Un Américain chez les Gilets jaunes : six mois de lutte… et ce n’est pas fini !

Un Américain chez les Gilets jaunes : six mois de lutte… et ce n’est pas fini !

Très drôle de lire le point de vue d’un Américain (Richard Greeman) dans le magazine US, Counterpunch, sur les six mois de lutte des Gilets jaunes français. Bien éloigné de la doxa médiatique française sur l’essoufflement du mouvement.


Je vous écris depuis Montpellier, en France, où je suis un observateur-participant du mouvement des Gilets jaunes, qui continue de bien se porter après six mois, malgré le manque d’informations dans les médias internationaux.

Mais pourquoi devriez-vous prendre le temps d’en apprendre davantage sur les Gilets jaunes ? La réponse est que la France est depuis plus de deux siècles le modèle classique du progrès social et que ce mouvement social unique et original a une énorme portée internationale. Les Gilets jaunes ont déjà réussi à briser le mythe capitaliste de la « démocratie représentative » à l’ère du néolibéralisme. Leur soulèvement a révélé les mensonges et la violence du gouvernement républicain, ainsi que la duplicité d’institutions représentatives telles que les partis politiques, les syndicats bureaucratiques et les principaux médias.

De plus, pour la première fois dans l’histoire, les Gilets jaunes ont montré qu’un mouvement social spontané et auto-organisé peut tenir pendant six mois en dépit de la répression, tout en conservant son autonomie, en résistant à la cooptation, à la bureaucratisation et aux scissions sectaires. Pendant tout ce temps, résistant à la répression gouvernementale à grande échelle et à la propagande ciblée, ce mouvement a offert une alternative réelle et humaine à la déshumanisation de la société sous le règne du « marché » capitaliste.

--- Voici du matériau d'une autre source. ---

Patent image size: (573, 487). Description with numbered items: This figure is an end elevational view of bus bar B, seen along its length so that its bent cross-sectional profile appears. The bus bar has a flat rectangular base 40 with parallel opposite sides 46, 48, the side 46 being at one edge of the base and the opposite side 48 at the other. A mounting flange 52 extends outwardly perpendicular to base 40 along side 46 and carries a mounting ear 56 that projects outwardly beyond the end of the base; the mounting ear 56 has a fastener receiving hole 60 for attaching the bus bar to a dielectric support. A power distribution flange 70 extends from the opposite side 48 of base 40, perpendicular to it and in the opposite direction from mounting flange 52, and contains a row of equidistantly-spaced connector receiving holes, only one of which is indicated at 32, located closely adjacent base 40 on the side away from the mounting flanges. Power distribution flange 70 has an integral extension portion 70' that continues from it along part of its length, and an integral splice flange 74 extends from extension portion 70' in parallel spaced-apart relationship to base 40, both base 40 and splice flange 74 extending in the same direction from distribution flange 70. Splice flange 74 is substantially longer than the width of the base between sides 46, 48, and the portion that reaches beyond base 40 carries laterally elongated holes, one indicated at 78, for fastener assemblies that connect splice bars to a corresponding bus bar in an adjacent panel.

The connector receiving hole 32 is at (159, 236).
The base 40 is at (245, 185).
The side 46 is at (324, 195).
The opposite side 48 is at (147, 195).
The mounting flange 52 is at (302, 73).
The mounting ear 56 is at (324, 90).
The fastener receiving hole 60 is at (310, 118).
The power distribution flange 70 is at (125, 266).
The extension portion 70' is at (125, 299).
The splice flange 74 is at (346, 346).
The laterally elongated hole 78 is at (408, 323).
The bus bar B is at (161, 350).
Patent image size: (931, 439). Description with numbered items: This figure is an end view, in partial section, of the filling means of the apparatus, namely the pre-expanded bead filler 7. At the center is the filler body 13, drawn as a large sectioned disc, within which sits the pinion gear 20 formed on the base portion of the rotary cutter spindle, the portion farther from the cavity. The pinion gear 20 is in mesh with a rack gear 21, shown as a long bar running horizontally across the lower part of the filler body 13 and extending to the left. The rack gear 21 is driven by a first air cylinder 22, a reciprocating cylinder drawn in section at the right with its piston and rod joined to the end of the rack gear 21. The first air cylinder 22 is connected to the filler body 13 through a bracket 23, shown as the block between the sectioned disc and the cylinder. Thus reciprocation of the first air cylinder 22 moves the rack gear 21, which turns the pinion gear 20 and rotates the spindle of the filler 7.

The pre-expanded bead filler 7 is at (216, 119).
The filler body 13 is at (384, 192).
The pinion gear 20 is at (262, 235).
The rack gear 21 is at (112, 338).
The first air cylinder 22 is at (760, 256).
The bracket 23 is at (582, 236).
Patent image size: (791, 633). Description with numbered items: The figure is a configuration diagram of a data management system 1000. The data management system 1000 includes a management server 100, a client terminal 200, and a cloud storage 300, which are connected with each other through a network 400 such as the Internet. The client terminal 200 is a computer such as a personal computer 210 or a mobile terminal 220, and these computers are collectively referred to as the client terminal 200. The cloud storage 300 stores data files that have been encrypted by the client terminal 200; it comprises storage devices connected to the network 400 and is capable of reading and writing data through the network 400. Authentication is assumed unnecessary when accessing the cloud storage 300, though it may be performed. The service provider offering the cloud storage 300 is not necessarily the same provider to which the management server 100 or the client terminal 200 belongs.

Un soulèvement jailli « de nulle part »

Il y a six mois, le 17 novembre 2018, les Gilets jaunes jaillissaient littéralement « de nulle part », avec des groupes locaux autonomes surgissant partout en France comme des champignons, manifestant sur les ronds-points et les barrières de péage, défilant tous les samedis dans les villes, y compris à Paris. Mais contrairement à tous les mouvements de révoltes précédents, celui-ci n’était pas centré sur Paris. Le terreau humide de novembre sur laquelle poussèrent ces champignons était la frustration quasi générale des Français après à la faillite abjecte de la CGT et autres syndicats à s’opposer au rouleau-compresseur lancé au printemps par Macron pour imposer ses « réformes » historiques à la Thatcher : un programme néolibéral de réduction des acquis, de suppression des droits des travailleurs, de privatisation ou de réduction des services publics, tout en supprimant le soi-disant impôt sur la fortune censé bénéficier aux pauvres.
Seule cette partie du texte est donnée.